CREO EN DIOS TRINIDAD, actuando en todos
los hombres, según cada una de las TRES PERSONAS.
6. CREO
EN DIOS ENMANUEL, DIOS-CON-SU-PUEBLO, DIOS-CON-NOSOTROS, DIOS-EN-CADA-UNO,
que nos quiere Perfectos y en Libertad, para construir Su
Reino, fraterno, sin acepción ni privilegio.
7. CREO
EN EL REINO DE DIOS Y SU JUSTICIA, construido por el hombre aquí
en esta tierra; y creo que la Justicia de Dios se dará cuando
sea para el cristiano más importante que el dinero, el ropaje,
la comida, o la casa en la que vivir. Y pienso que de no ser así
me debería preguntar, ¿en qué justicia creo?
8. CREO
EN LA IGLESIA, como constructora
oficial del Reino de Dios cuando ésta se plantea vivir
teniendo como centro el Mensaje de Jesús, porque confía
en el Espíritu Santo. Creo en la Iglesia cuando pone todas sus
fuerzas ininterrumpida, insistente y renovadamente cada día
en ser expresión total del Reino de Dios y su Justicia,
en clave profunda y única de Padre Nuestro.
9. CREO
EN LA GRACIA, por la que toda obra
o pensamiento que surja en el Nombre de Dios en el hombre, ha de nacer
en lo más íntimo, encarnado y asumido por él, desde
su Libertad. Creo que se manifiesta en aquellos a los que Dios llama
y quieren responderle.

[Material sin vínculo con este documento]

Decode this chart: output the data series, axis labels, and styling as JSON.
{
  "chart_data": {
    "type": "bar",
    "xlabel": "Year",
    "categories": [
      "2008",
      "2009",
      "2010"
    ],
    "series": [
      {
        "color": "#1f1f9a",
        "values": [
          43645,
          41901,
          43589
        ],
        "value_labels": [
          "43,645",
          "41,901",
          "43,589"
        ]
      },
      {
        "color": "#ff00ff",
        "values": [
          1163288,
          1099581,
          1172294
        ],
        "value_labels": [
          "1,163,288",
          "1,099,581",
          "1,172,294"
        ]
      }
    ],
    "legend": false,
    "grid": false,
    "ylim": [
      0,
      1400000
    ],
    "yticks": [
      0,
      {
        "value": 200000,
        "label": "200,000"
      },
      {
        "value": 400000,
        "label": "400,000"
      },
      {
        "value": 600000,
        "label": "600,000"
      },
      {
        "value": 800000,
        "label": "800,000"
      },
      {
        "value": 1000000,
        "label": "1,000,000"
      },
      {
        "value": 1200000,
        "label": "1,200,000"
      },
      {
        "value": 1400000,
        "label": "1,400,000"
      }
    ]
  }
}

Creo que cualquier gesto o pensamiento, por pequeño
que sea, si contiene y lo mueve la presencia profunda de la Creación
Total, conlleva el deseo y la complacencia de ÉL en nosotros,
personal y comunitariamente.
10. Y
CREO QUE NUNCA PODRÉ DECIR QUE CREO EN DIOS en tanto mi
existencia viva ajena e insensible a cualquier acontecimiento
gozoso o doloroso, comprensible o no y no lo sienta mío,
de mi misma carne y mi misma sangre. Creo que todos los seres fueron
creados por Dios, por el mismo Dios que a mí me creó.
Por lo tanto, CREO EN DIOS, VIVO EN MÍ, que me llama a ser signo
y sacramento en medio del mundo, como regalo recibido de Dios
para construir todos juntos la Nueva Humanidad.